Truly, a sublime book.

Jessica Au's Cold Enough For Snow has won the Prime Minister’s Literary Award for fiction
Jessica Au's Cold Enough For Snow has won the Prime Minister’s Literary Award for fiction

It’s about a mother and adult daughter who take a trip to Japan together. It’s cool, crisp, clean. Tender. Disturbing. I wasn’t sure, at the end, that anything had happened in the book. The undercurrent is strong and I still find myself thinking about it.

The nonfiction award went to Sam Vincent, for My Father And Other Animals (Black Inc) who was a 20-something writer scrabbling to make ends meet, when he got a call from his mother, saying his father has stuck his hand in a woodchipper.

He had to return to the family farm to help out. His book is a memoir.

The PM’s Lit Awards, as they are fondly known, give prizes in six categories, and they are the richest literary prize in the nation, with a tax-free prize pool of $600,000.

Some fun facts about the writers: two of the six winners use they/them pronouns. There is one First Nations writer on the list of six, as well. This year’s winners were all making their debut on the shortlist.
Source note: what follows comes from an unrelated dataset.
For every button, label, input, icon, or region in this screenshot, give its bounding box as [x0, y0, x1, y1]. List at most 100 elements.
They were chosen from 643 entries received across six literary categories: fiction, nonfiction, young adult literature, children’s literature, poetry, and Australian history.

The winners are:

FICTION: Cold Enough for Snow (Giramondo) by Jessica Au – a young woman has arranged a holiday with her mother in Japan.
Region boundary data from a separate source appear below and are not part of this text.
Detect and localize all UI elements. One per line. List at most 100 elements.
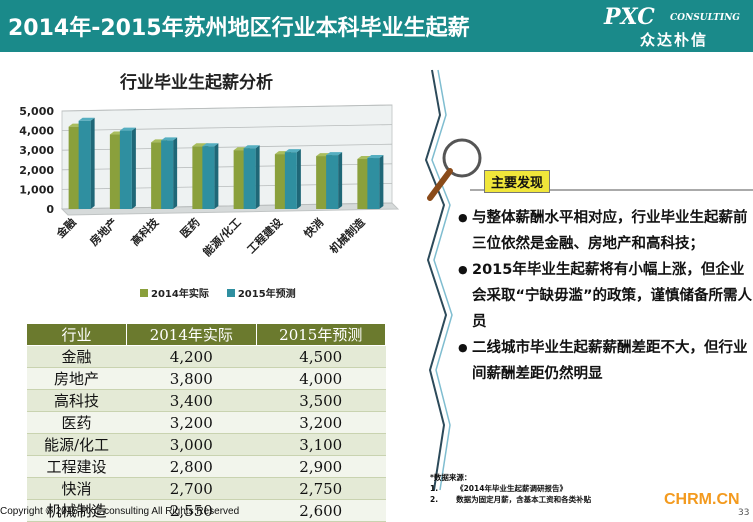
page-number: 33 <box>738 508 750 518</box>
table-row: 高科技 3,400 3,500 <box>26 389 386 412</box>
source-num: 1. <box>430 484 439 493</box>
copyright-text: Copyright © 2015 PXC consulting All Righ… <box>0 506 240 517</box>
table-cell: 3,200 <box>256 411 386 434</box>
zigzag-line-dark <box>424 69 448 491</box>
table-cell: 2,700 <box>126 477 257 500</box>
bar-side <box>131 127 136 209</box>
table-cell: 3,800 <box>126 367 257 390</box>
y-tick-label: 0 <box>46 203 54 216</box>
logo-chinese: 众达朴信 <box>640 31 709 49</box>
table-row: 金融 4,200 4,500 <box>26 345 386 368</box>
logo-pxc: PXC <box>604 4 655 30</box>
header-bar: 2014年-2015年苏州地区行业本科毕业生起薪 PXC CONSULTING … <box>0 0 753 52</box>
y-tick-label: 1,000 <box>19 183 54 196</box>
x-tick-label: 医药 <box>177 215 202 240</box>
table-cell: 机械制造 <box>26 499 127 522</box>
legend-label-2014: 2014年实际 <box>151 289 209 300</box>
salary-table: 行业 2014年实际 2015年预测 金融 4,200 4,500 房地产 3,800… <box>25 323 387 522</box>
table-cell: 医药 <box>26 411 127 434</box>
finding-item: 与整体薪酬水平相对应，行业毕业生起薪前三位依然是金融、房地产和高科技； <box>458 205 753 257</box>
table-cell: 4,000 <box>256 367 386 390</box>
slide-title: 2014年-2015年苏州地区行业本科毕业生起薪 <box>8 16 470 41</box>
table-cell: 2,600 <box>256 499 386 522</box>
bar-top <box>78 117 95 121</box>
bar-2015 <box>326 155 339 209</box>
bar-2014 <box>316 156 329 209</box>
key-findings-label: 主要发现 <box>484 170 551 193</box>
bar-2015 <box>119 130 132 209</box>
site-watermark: CHRM.CN <box>664 491 740 508</box>
logo-consulting: CONSULTING <box>670 13 740 23</box>
bar-top <box>202 143 219 147</box>
table-row: 机械制造 2,550 2,600 <box>26 499 386 522</box>
bar-2014 <box>274 154 287 209</box>
source-item: 2. 数据为固定月薪，含基本工资和各类补贴 <box>430 494 591 505</box>
legend-swatch-2015 <box>226 288 235 297</box>
x-tick-label: 高科技 <box>128 215 162 249</box>
bar-top <box>161 137 178 141</box>
bar-2014 <box>109 134 122 209</box>
bar-top <box>326 152 343 156</box>
bar-top <box>243 145 260 149</box>
gridline <box>61 104 393 112</box>
x-tick-label: 工程建设 <box>244 215 286 257</box>
table-cell: 2,800 <box>126 455 257 478</box>
x-tick-label: 房地产 <box>87 215 120 248</box>
magnifier-icon <box>427 138 482 201</box>
table-cell: 2,900 <box>256 455 386 478</box>
source-item: 1. 《2014年毕业生起薪调研报告》 <box>430 483 591 494</box>
bar-side <box>173 137 178 209</box>
bar-2015 <box>284 152 297 209</box>
table-cell: 3,200 <box>126 411 257 434</box>
source-text: 《2014年毕业生起薪调研报告》 <box>456 484 567 493</box>
table-cell: 工程建设 <box>26 455 127 478</box>
chart-legend: 2014年实际 2015年预测 <box>140 285 296 300</box>
legend-item-2014: 2014年实际 <box>140 285 209 300</box>
table-row: 工程建设 2,800 2,900 <box>26 455 386 478</box>
table-header-2015: 2015年预测 <box>255 323 387 346</box>
table-cell: 3,500 <box>256 389 386 412</box>
table-header-industry: 行业 <box>25 323 128 346</box>
bar-2014 <box>68 126 81 209</box>
table-row: 能源/化工 3,000 3,100 <box>26 433 386 456</box>
x-tick-label: 机械制造 <box>326 215 368 257</box>
y-tick-label: 3,000 <box>19 144 54 157</box>
table-cell: 3,100 <box>256 433 386 456</box>
bar-top <box>119 127 136 131</box>
chart-title: 行业毕业生起薪分析 <box>120 73 273 93</box>
table-row: 房地产 3,800 4,000 <box>26 367 386 390</box>
finding-item: 二线城市毕业生起薪薪酬差距不大，但行业间薪酬差距仍然明显 <box>458 335 753 387</box>
y-tick-label: 4,000 <box>19 125 54 138</box>
bar-side <box>90 117 95 209</box>
bar-side <box>379 155 384 209</box>
legend-label-2015: 2015年预测 <box>237 289 296 300</box>
y-tick-label: 2,000 <box>19 164 54 177</box>
data-sources: *数据来源： 1. 《2014年毕业生起薪调研报告》 2. 数据为固定月薪，含基本工… <box>430 472 591 505</box>
table-cell: 金融 <box>26 345 127 368</box>
table-header-row: 行业 2014年实际 2015年预测 <box>25 323 387 346</box>
table-row: 医药 3,200 3,200 <box>26 411 386 434</box>
table-cell: 4,500 <box>256 345 386 368</box>
bar-2015 <box>161 140 174 209</box>
x-tick-label: 快消 <box>300 215 326 241</box>
x-tick-label: 金融 <box>53 215 79 241</box>
table-cell: 4,200 <box>126 345 257 368</box>
bar-2014 <box>192 146 205 209</box>
finding-item: 2015年毕业生起薪将有小幅上涨，但企业会采取“宁缺毋滥”的政策，谨慎储备所需人… <box>458 257 753 335</box>
zigzag-line-teal <box>431 69 453 491</box>
x-tick-label: 能源/化工 <box>200 215 244 259</box>
bar-top <box>367 155 384 159</box>
bar-2015 <box>202 146 215 209</box>
table-row: 快消 2,700 2,750 <box>26 477 386 500</box>
bar-chart: 0 1,000 2,000 3,000 4,000 5,000 金融 房地产 高科技 医药能源/化… <box>19 104 400 259</box>
bar-side <box>255 145 260 209</box>
table-cell: 能源/化工 <box>26 433 127 456</box>
bar-2014 <box>357 159 370 209</box>
bar-2014 <box>233 150 246 209</box>
table-header-2014: 2014年实际 <box>126 323 257 346</box>
bar-2015 <box>78 120 91 209</box>
bar-2015 <box>243 148 256 209</box>
legend-item-2015: 2015年预测 <box>226 285 296 300</box>
gridline <box>61 124 393 131</box>
bar-side <box>338 152 343 209</box>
NONFICTION: My Father and Other Animals (Black Inc) by Sam Vincent – a young man who yearns to be a writer returns to his family’s fig and cattle farm, with his partner, and a baby girl called Orlando (she’s named for the Woolf novel).

YOUNG ADULT LITERATURE: The Greatest Thing (Allen & Unwin) by Sarah Winifred Searle – a young writer who also draws comics and makes ’zines takes on young adult literature. They have also written memoir.
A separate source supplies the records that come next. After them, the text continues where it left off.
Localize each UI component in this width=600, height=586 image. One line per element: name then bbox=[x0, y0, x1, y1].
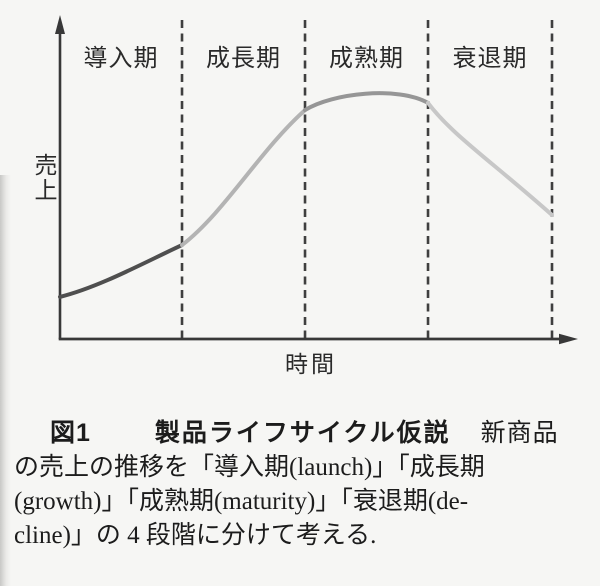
figure-number: 図1 bbox=[50, 419, 91, 447]
phase-label-maturity: 成熟期 bbox=[329, 46, 405, 72]
y-axis-arrow-icon bbox=[55, 15, 65, 34]
chart-canvas bbox=[55, 15, 578, 345]
y-axis-label: 売上 bbox=[31, 153, 56, 203]
caption-line4: cline)」の 4 段階に分けて考える. bbox=[14, 522, 377, 549]
caption-line2: の売上の推移を「導入期(launch)」「成長期 bbox=[14, 454, 485, 481]
lifecycle-curve-segment-2 bbox=[180, 108, 307, 248]
caption-line1: 図1 製品ライフサイクル仮説 新商品 bbox=[50, 416, 562, 451]
phase-label-introduction: 導入期 bbox=[83, 46, 159, 72]
x-axis-arrow-icon bbox=[559, 333, 578, 345]
caption-line1-text: 新商品 bbox=[480, 420, 559, 447]
x-axis-label: 時間 bbox=[285, 352, 337, 377]
phase-label-growth: 成長期 bbox=[206, 46, 282, 72]
figure-title: 製品ライフサイクル仮説 bbox=[154, 419, 451, 447]
figure-caption: 図1 製品ライフサイクル仮説 新商品 の売上の推移を「導入期(launch)」「成長… bbox=[14, 416, 562, 553]
lifecycle-curve-segment-3 bbox=[303, 91, 430, 113]
caption-line3: (growth)」「成熟期(maturity)」「衰退期(de- bbox=[14, 488, 469, 515]
lifecycle-curve-segment-1 bbox=[58, 243, 184, 299]
product-lifecycle-chart: 導入期 成長期 成熟期 衰退期 売上 時間 bbox=[31, 15, 578, 377]
phase-label-decline: 衰退期 bbox=[452, 46, 528, 72]
lifecycle-curve-segment-4 bbox=[426, 100, 554, 217]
CHILDREN’S LITERATURE: Open Your Heart to Country (Magabala) by Jasmine Seymour – from a descendant of Maria Lock, who was the daughter of Yarramundi, the Boorooberongal elder who had met Governor Phillip on the banks of the Hawkesbury River. She is now a primary school teacher in the Hawkesbury area of NSW.

POETRY: At the Altar of Touch (UQP) by Gavin Yuan Gao - poetry by a genderqueer, bilingual immigrant poet who grew up in Beijing. They now live in Brisbane.

AUSTRALIAN HISTORY: Unmaking Angas Downs (MUP) by Shannyn Palmer – a book that traces the history of colonisation in Central Australia by tracking the demise of a rural enterprise across half a century.

The winner of each category receives $80,000 and the prize money is taxfree.

This is the first year that the Awards have been managed by Creative Australia, an initiative of the Albanese government to support the arts, but they were established in 2008 to recognise “individual excellence and the contribution Australian authors make to the nation’s cultural and intellectual life.”

Today’s pages: I couldn’t be more delighted to bring you the review of Julia Baird’s new book about grace. It’s a difficult thing to define, grace, and yet, don’t we know it when we experience it, in the world around us?

Julia is a friend, and she once insisted that I drive halfway across Sydney with our mutual friend James Jeffrey, who is now a speechwriter to the Prime Minister, to join her for a bracing ocean water swim, before the sun was even up, because leaping into the ocean is something she loves to do. Inspires awe, she says. Well, I saw a shark. Apparently it wasn’t dangerous but that’s difficult to determine, when you’re tooth-to-tooth with the thing in its natural habitat. Julia was delighted by the shark, because of course she was. She is herself delightful.

Also today, Christopher Zinn has cooked for you! Well, he cooked for me, and a bunch of friends, for his review of a new Indonesian recipe book. We also have a new poem by Geoff Page. There’s much more. I hope you find something you like.